Creation Story
Two-Face is Bill Finger’s character. Finger, writing under a contract that gave sole public credit to Bob Kane, built the Harvey Dent concept around the Jekyll-and-Hyde duality that he had been interested in developing as a Batman antagonist for some time. Finger had written the Joker’s first appearance (Batman #1, 1940) and had established the Batman rogues-gallery structure over the preceding two years; Two-Face was his next major contribution.
Detective Comics #66 (August 1942) introduces Harvey Kent (later renamed Harvey Dent to avoid confusion with Clark Kent) as Gotham’s district attorney. Mobster Boss Moroni throws acid in his face during a trial. The disfigurement splits Harvey’s psyche into two opposing personalities, one law-abiding and one criminal, and the coin-flip becomes his decision-making mechanism. Kane’s pencils, with uncredited contribution from Jerry Robinson, established the half-and-half facial design that has persisted essentially unchanged for eighty years.

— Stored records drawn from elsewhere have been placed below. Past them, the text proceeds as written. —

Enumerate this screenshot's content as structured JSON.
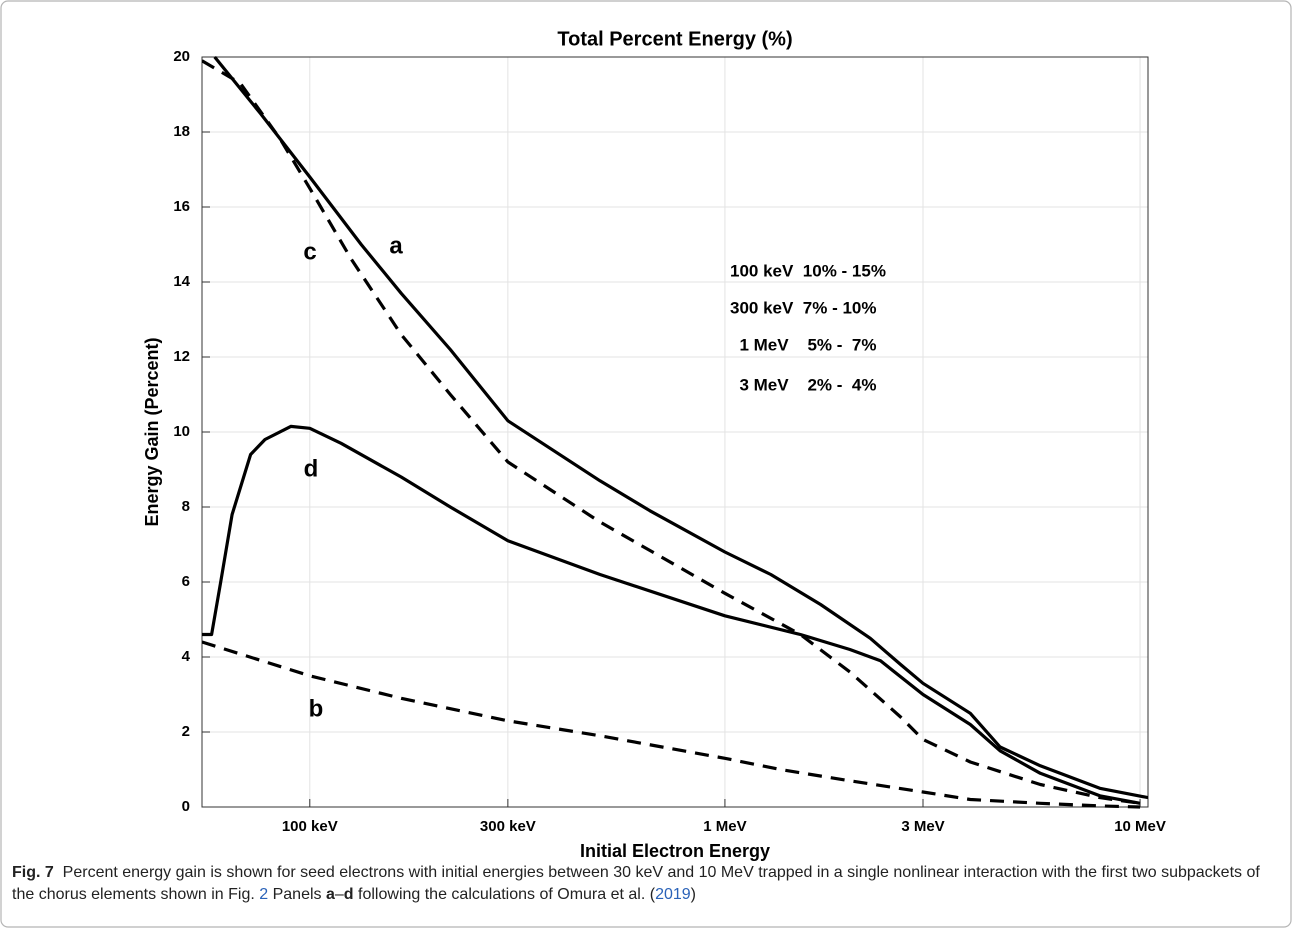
{
  "chart_data": {
    "type": "line",
    "title": "Total Percent Energy (%)",
    "xlabel": "Initial Electron Energy",
    "ylabel": "Energy Gain (Percent)",
    "xscale": "log",
    "xlim": [
      55,
      10450
    ],
    "xticks": [
      {
        "value": 100,
        "label": "100 keV"
      },
      {
        "value": 300,
        "label": "300 keV"
      },
      {
        "value": 1000,
        "label": "1 MeV"
      },
      {
        "value": 3000,
        "label": "3 MeV"
      },
      {
        "value": 10000,
        "label": "10 MeV"
      }
    ],
    "ylim": [
      0,
      20
    ],
    "yticks": [
      0,
      2,
      4,
      6,
      8,
      10,
      12,
      14,
      16,
      18,
      20
    ],
    "grid": true,
    "series": [
      {
        "name": "a",
        "color": "#000000",
        "style": "solid",
        "x": [
          59,
          76,
          100,
          133,
          166,
          218,
          300,
          500,
          660,
          1000,
          1290,
          1700,
          2240,
          2650,
          3000,
          3900,
          4600,
          5750,
          8000,
          10450
        ],
        "values": [
          20,
          18.5,
          16.8,
          15.0,
          13.7,
          12.2,
          10.3,
          8.7,
          7.9,
          6.8,
          6.2,
          5.4,
          4.5,
          3.8,
          3.3,
          2.5,
          1.6,
          1.1,
          0.5,
          0.25
        ]
      },
      {
        "name": "b",
        "color": "#000000",
        "style": "dashed",
        "x": [
          55,
          100,
          166,
          300,
          500,
          1000,
          1360,
          2000,
          3000,
          3900,
          5750,
          8000,
          10000
        ],
        "values": [
          4.4,
          3.5,
          2.9,
          2.3,
          1.9,
          1.3,
          1.0,
          0.7,
          0.4,
          0.2,
          0.1,
          0.03,
          0
        ]
      },
      {
        "name": "c",
        "color": "#000000",
        "style": "dashed",
        "x": [
          55,
          68,
          85,
          100,
          126,
          166,
          218,
          300,
          500,
          1000,
          1520,
          2000,
          2650,
          3000,
          3900,
          5750,
          8000,
          10000
        ],
        "values": [
          19.9,
          19.3,
          17.8,
          16.5,
          14.6,
          12.6,
          11.0,
          9.2,
          7.6,
          5.7,
          4.6,
          3.6,
          2.4,
          1.8,
          1.2,
          0.6,
          0.25,
          0.1
        ]
      },
      {
        "name": "d",
        "color": "#000000",
        "style": "solid",
        "x": [
          55,
          58,
          61,
          65,
          72,
          78,
          90,
          100,
          119,
          166,
          218,
          300,
          500,
          1000,
          1520,
          2000,
          2370,
          3000,
          3900,
          4600,
          5750,
          8000,
          10000
        ],
        "values": [
          4.6,
          4.6,
          6.0,
          7.8,
          9.4,
          9.8,
          10.15,
          10.1,
          9.7,
          8.8,
          8.0,
          7.1,
          6.2,
          5.1,
          4.6,
          4.2,
          3.9,
          3.0,
          2.2,
          1.5,
          0.9,
          0.3,
          0.1
        ]
      }
    ],
    "annotations": [
      "100 keV  10% - 15%",
      "300 keV  7% - 10%",
      "  1 MeV    5% -  7%",
      "  3 MeV    2% -  4%"
    ]
  },
  "caption": {
    "parts": [
      "Fig. 7",
      "Percent energy gain is shown for seed electrons with initial energies between 30 keV and 10 MeV trapped in a single nonlinear interaction with the first two subpackets of the chorus elements shown in Fig.",
      "2",
      "Panels",
      "a",
      "–",
      "d",
      "following the calculations of Omura et al. (",
      "2019",
      ")"
    ]
  }
}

The character’s essential elements were all in place from the debut: the coin, the dual costume (half-suit, half-ragged-clothing), the scarred side of the face, the district-attorney backstory, the Gotham-specific tragic-hero framing. Finger’s writing positioned Two-Face as the most sympathetic of Batman’s major rogues; unlike the Joker, Harvey Dent was a good man destroyed by circumstance, and Batman’s recurring interaction with the character is tragic rather than adversarial.
The Long Halloween era
The modern Two-Face is defined by Jeph Loeb and Tim Sale’s Batman: The Long Halloween (1996 to 1997). The 13-issue limited series tracks Harvey Dent as Gotham’s district attorney across a year of serial killings, his collaboration with Batman and James Gordon on the investigation, and the acid attack that transforms him into Two-Face. The arc concludes with Harvey committing murder in cold blood, completing his fall.

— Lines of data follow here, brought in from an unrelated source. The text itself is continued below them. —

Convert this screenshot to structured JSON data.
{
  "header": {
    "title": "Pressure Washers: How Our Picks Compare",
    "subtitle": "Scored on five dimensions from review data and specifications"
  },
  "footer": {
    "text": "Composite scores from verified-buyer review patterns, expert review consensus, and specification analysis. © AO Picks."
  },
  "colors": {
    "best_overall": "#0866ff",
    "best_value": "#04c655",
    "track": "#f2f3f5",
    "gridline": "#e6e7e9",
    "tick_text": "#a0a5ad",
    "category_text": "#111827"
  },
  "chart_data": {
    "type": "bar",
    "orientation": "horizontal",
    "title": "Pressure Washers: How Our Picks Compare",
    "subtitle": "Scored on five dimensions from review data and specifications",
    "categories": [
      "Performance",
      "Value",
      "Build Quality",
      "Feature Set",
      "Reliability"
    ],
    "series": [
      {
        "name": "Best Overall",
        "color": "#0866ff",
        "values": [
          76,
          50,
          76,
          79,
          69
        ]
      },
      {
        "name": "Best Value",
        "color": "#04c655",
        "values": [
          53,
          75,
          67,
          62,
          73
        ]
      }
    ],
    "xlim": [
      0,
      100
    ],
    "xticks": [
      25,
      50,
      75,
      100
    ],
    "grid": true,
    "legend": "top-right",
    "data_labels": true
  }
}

Long Halloween is the single most-referenced modern Batman story in film adaptations. Christopher Nolan’s The Dark Knight (2008) adapts its structure and character arcs directly; Aaron Eckhart’s Harvey Dent performance draws explicitly from the Loeb and Sale version. Jeph Loeb returned to Two-Face with the sequel Batman: Dark Victory (1999) and the one-shot Batman: When in Rome (2005), completing a trilogy.
Collector context
Detective Comics #66 is the primary Two-Face key and one of the most important Golden Age Batman books after Batman #1 and Detective Comics #27. High-grade copies have crossed $250,000 at auction. The book’s collector weight increased meaningfully with the 2008 film and has held through the DC animated properties and modern Batman book events.
Secondary keys: Batman: The Long Halloween #1 (1996) is the modern Two-Face key and the most-recommended starting point for new readers. Available in multiple collected editions.